O próximo sábado, dia 07 de março, traz risco de tempestades intensas em diversas regiões do Brasil em decorrência da formação de um ciclone extratropical. O fenômeno poderá gerar rajadas de vento próximas a 100 km/h e precipitação de granizo, popularmente chamada de “pedras caindo do céu”. O alerta engloba principalmente o estado do Rio Grande do Sul, mas também abrange outras áreas do Sul do país.
O Instituto Nacional de Meteorologia (INMET) emitiu aviso classificando o risco como potencialmente perigoso para municípios do Nordeste Rio-grandense. De acordo com o órgão, há probabilidade de chuvas fortes, alagamentos pontuais, queda de árvores e danos à rede elétrica, embora a condição geral seja avaliada como moderada a severa em pontos específicos.

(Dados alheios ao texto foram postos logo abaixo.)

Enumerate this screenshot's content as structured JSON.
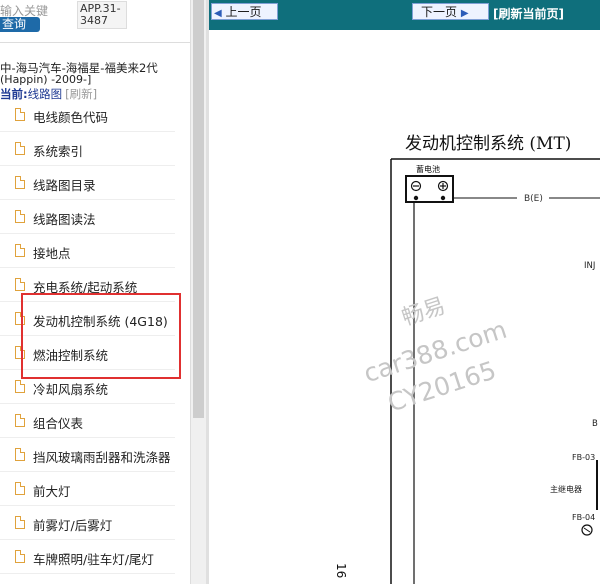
{
  "search": {
    "label_visible": "输入关键",
    "label_suffix": "…",
    "query_button": "查询",
    "app_no": "APP.31-3487"
  },
  "vehicle": {
    "title": "中-海马汽车-海福星-福美来2代",
    "subtitle": "(Happin) -2009-]"
  },
  "current": {
    "label": "当前:",
    "value": "线路图",
    "refresh": "[刷新]"
  },
  "menu": {
    "items": [
      {
        "label": "电线颜色代码"
      },
      {
        "label": "系统索引"
      },
      {
        "label": "线路图目录"
      },
      {
        "label": "线路图读法"
      },
      {
        "label": "接地点"
      },
      {
        "label": "充电系统/起动系统"
      },
      {
        "label": "发动机控制系统 (4G18)"
      },
      {
        "label": "燃油控制系统"
      },
      {
        "label": "冷却风扇系统"
      },
      {
        "label": "组合仪表"
      },
      {
        "label": "挡风玻璃雨刮器和洗涤器"
      },
      {
        "label": "前大灯"
      },
      {
        "label": "前雾灯/后雾灯"
      },
      {
        "label": "车牌照明/驻车灯/尾灯"
      }
    ]
  },
  "toolbar": {
    "prev": "上一页",
    "next": "下一页",
    "refresh": "[刷新当前页]"
  },
  "diagram": {
    "title": "发动机控制系统 (MT)",
    "battery_label": "蓄电池",
    "wire_label": "B(E)",
    "inj_label": "INJ",
    "fb03": "FB-03",
    "fb04": "FB-04",
    "relay_label": "主继电器",
    "b_label": "B",
    "page_no": "16",
    "watermark_cn": "畅易",
    "watermark_url": "car388.com",
    "watermark_code": "CY20165"
  },
  "colors": {
    "toolbar_bg": "#0f6f7c",
    "highlight": "#e03030",
    "query_bg": "#1e6aa8"
  }
}
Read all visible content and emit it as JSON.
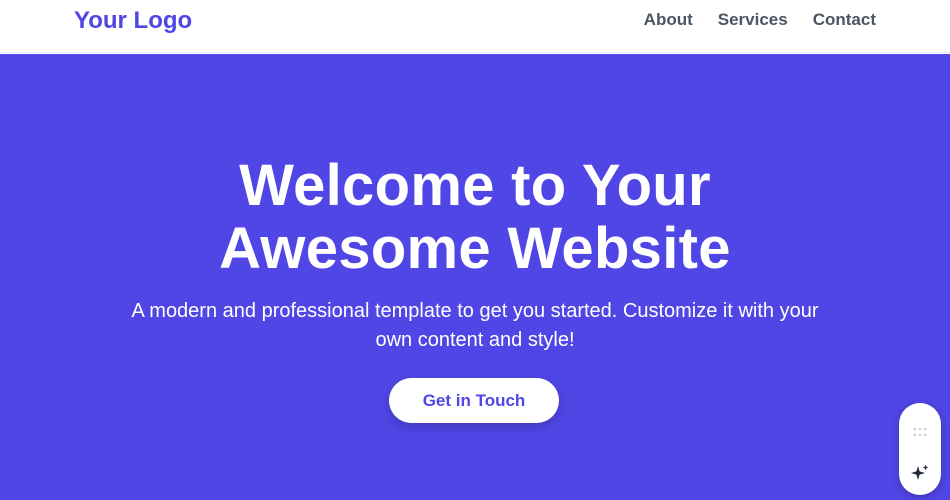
{
  "header": {
    "logo": "Your Logo",
    "nav": [
      {
        "label": "About"
      },
      {
        "label": "Services"
      },
      {
        "label": "Contact"
      }
    ]
  },
  "hero": {
    "title_line1": "Welcome to Your",
    "title_line2": "Awesome Website",
    "subtitle": "A modern and professional template to get you started. Customize it with your own content and style!",
    "cta_label": "Get in Touch"
  },
  "widget": {
    "icons": [
      "drag-grip-icon",
      "sparkle-icon"
    ]
  },
  "colors": {
    "brand": "#4f46e5",
    "nav_text": "#4b5563",
    "hero_text": "#ffffff",
    "button_bg": "#ffffff"
  }
}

Regiões em alerta e previsão de precipitação
As cidades serranas de Caxias do Sul, Vacaria, São Marcos, Farroupilha, Nova Prata e São Francisco de Paula constam na listagem de localidades sob atenção especial. A previsão do INMET indica que os volumes de chuva podem alcançar até 50 milímetros em um único dia, acompanhados de ventos fortes e episódios isolados de granizo.

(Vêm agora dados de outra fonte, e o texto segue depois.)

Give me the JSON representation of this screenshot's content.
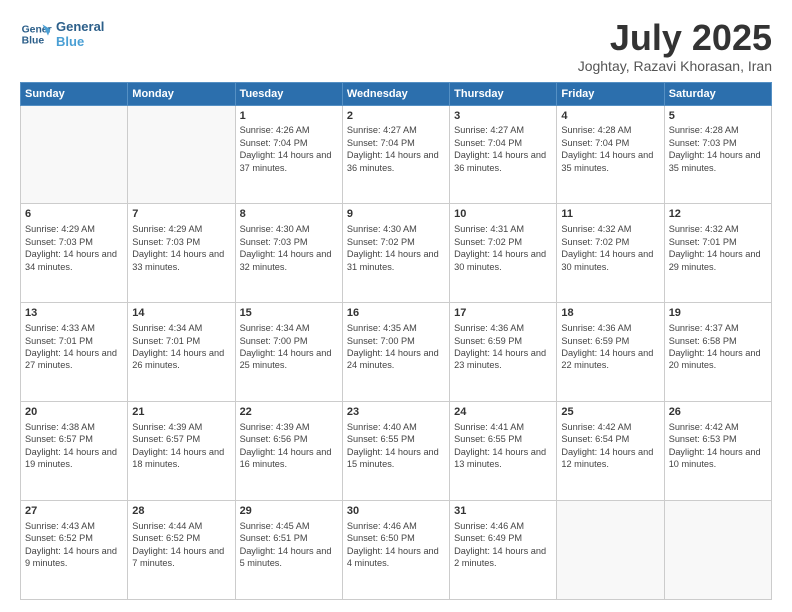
{
  "header": {
    "logo_line1": "General",
    "logo_line2": "Blue",
    "month": "July 2025",
    "location": "Joghtay, Razavi Khorasan, Iran"
  },
  "weekdays": [
    "Sunday",
    "Monday",
    "Tuesday",
    "Wednesday",
    "Thursday",
    "Friday",
    "Saturday"
  ],
  "weeks": [
    [
      {
        "day": "",
        "info": ""
      },
      {
        "day": "",
        "info": ""
      },
      {
        "day": "1",
        "info": "Sunrise: 4:26 AM\nSunset: 7:04 PM\nDaylight: 14 hours and 37 minutes."
      },
      {
        "day": "2",
        "info": "Sunrise: 4:27 AM\nSunset: 7:04 PM\nDaylight: 14 hours and 36 minutes."
      },
      {
        "day": "3",
        "info": "Sunrise: 4:27 AM\nSunset: 7:04 PM\nDaylight: 14 hours and 36 minutes."
      },
      {
        "day": "4",
        "info": "Sunrise: 4:28 AM\nSunset: 7:04 PM\nDaylight: 14 hours and 35 minutes."
      },
      {
        "day": "5",
        "info": "Sunrise: 4:28 AM\nSunset: 7:03 PM\nDaylight: 14 hours and 35 minutes."
      }
    ],
    [
      {
        "day": "6",
        "info": "Sunrise: 4:29 AM\nSunset: 7:03 PM\nDaylight: 14 hours and 34 minutes."
      },
      {
        "day": "7",
        "info": "Sunrise: 4:29 AM\nSunset: 7:03 PM\nDaylight: 14 hours and 33 minutes."
      },
      {
        "day": "8",
        "info": "Sunrise: 4:30 AM\nSunset: 7:03 PM\nDaylight: 14 hours and 32 minutes."
      },
      {
        "day": "9",
        "info": "Sunrise: 4:30 AM\nSunset: 7:02 PM\nDaylight: 14 hours and 31 minutes."
      },
      {
        "day": "10",
        "info": "Sunrise: 4:31 AM\nSunset: 7:02 PM\nDaylight: 14 hours and 30 minutes."
      },
      {
        "day": "11",
        "info": "Sunrise: 4:32 AM\nSunset: 7:02 PM\nDaylight: 14 hours and 30 minutes."
      },
      {
        "day": "12",
        "info": "Sunrise: 4:32 AM\nSunset: 7:01 PM\nDaylight: 14 hours and 29 minutes."
      }
    ],
    [
      {
        "day": "13",
        "info": "Sunrise: 4:33 AM\nSunset: 7:01 PM\nDaylight: 14 hours and 27 minutes."
      },
      {
        "day": "14",
        "info": "Sunrise: 4:34 AM\nSunset: 7:01 PM\nDaylight: 14 hours and 26 minutes."
      },
      {
        "day": "15",
        "info": "Sunrise: 4:34 AM\nSunset: 7:00 PM\nDaylight: 14 hours and 25 minutes."
      },
      {
        "day": "16",
        "info": "Sunrise: 4:35 AM\nSunset: 7:00 PM\nDaylight: 14 hours and 24 minutes."
      },
      {
        "day": "17",
        "info": "Sunrise: 4:36 AM\nSunset: 6:59 PM\nDaylight: 14 hours and 23 minutes."
      },
      {
        "day": "18",
        "info": "Sunrise: 4:36 AM\nSunset: 6:59 PM\nDaylight: 14 hours and 22 minutes."
      },
      {
        "day": "19",
        "info": "Sunrise: 4:37 AM\nSunset: 6:58 PM\nDaylight: 14 hours and 20 minutes."
      }
    ],
    [
      {
        "day": "20",
        "info": "Sunrise: 4:38 AM\nSunset: 6:57 PM\nDaylight: 14 hours and 19 minutes."
      },
      {
        "day": "21",
        "info": "Sunrise: 4:39 AM\nSunset: 6:57 PM\nDaylight: 14 hours and 18 minutes."
      },
      {
        "day": "22",
        "info": "Sunrise: 4:39 AM\nSunset: 6:56 PM\nDaylight: 14 hours and 16 minutes."
      },
      {
        "day": "23",
        "info": "Sunrise: 4:40 AM\nSunset: 6:55 PM\nDaylight: 14 hours and 15 minutes."
      },
      {
        "day": "24",
        "info": "Sunrise: 4:41 AM\nSunset: 6:55 PM\nDaylight: 14 hours and 13 minutes."
      },
      {
        "day": "25",
        "info": "Sunrise: 4:42 AM\nSunset: 6:54 PM\nDaylight: 14 hours and 12 minutes."
      },
      {
        "day": "26",
        "info": "Sunrise: 4:42 AM\nSunset: 6:53 PM\nDaylight: 14 hours and 10 minutes."
      }
    ],
    [
      {
        "day": "27",
        "info": "Sunrise: 4:43 AM\nSunset: 6:52 PM\nDaylight: 14 hours and 9 minutes."
      },
      {
        "day": "28",
        "info": "Sunrise: 4:44 AM\nSunset: 6:52 PM\nDaylight: 14 hours and 7 minutes."
      },
      {
        "day": "29",
        "info": "Sunrise: 4:45 AM\nSunset: 6:51 PM\nDaylight: 14 hours and 5 minutes."
      },
      {
        "day": "30",
        "info": "Sunrise: 4:46 AM\nSunset: 6:50 PM\nDaylight: 14 hours and 4 minutes."
      },
      {
        "day": "31",
        "info": "Sunrise: 4:46 AM\nSunset: 6:49 PM\nDaylight: 14 hours and 2 minutes."
      },
      {
        "day": "",
        "info": ""
      },
      {
        "day": "",
        "info": ""
      }
    ]
  ]
}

Mesmo com o potencial destrutivo do sistema, especialistas projetam que o acumulado de chuva em março deverá ficar abaixo da média histórica no Sul do Brasil. Por outro lado, as regiões Nordeste, Centro-Oeste e parte do Norte poderão registrar precipitações acima do normal, com alguns estados atingindo mais de 100 milímetros em curto intervalo.
Orientações à população
Em razão da instabilidade, as autoridades recomendam que moradores evitem permanecer em áreas abertas durante as tempestades e não se protejam embaixo de árvores. Estruturas frágeis devem receber reforços preventivos. Em situação de emergência, a Defesa Civil deve ser acionada pelo telefone 199, enquanto o Corpo de Bombeiros atende pelo número 193. Qualquer interrupção ou problema no fornecimento de energia elétrica deve ser comunicado às concessionárias locais.
Imagem: Epa
A expectativa é de que o ciclone perca força após o fim de semana, mas as mudanças climáticas rápidas são comuns nesta época do ano. Por isso, a população deve manter-se informada por meio dos avisos oficiais emitidos pelos órgãos competentes, revisitando boletins meteorológicos e canais de comunicação locais.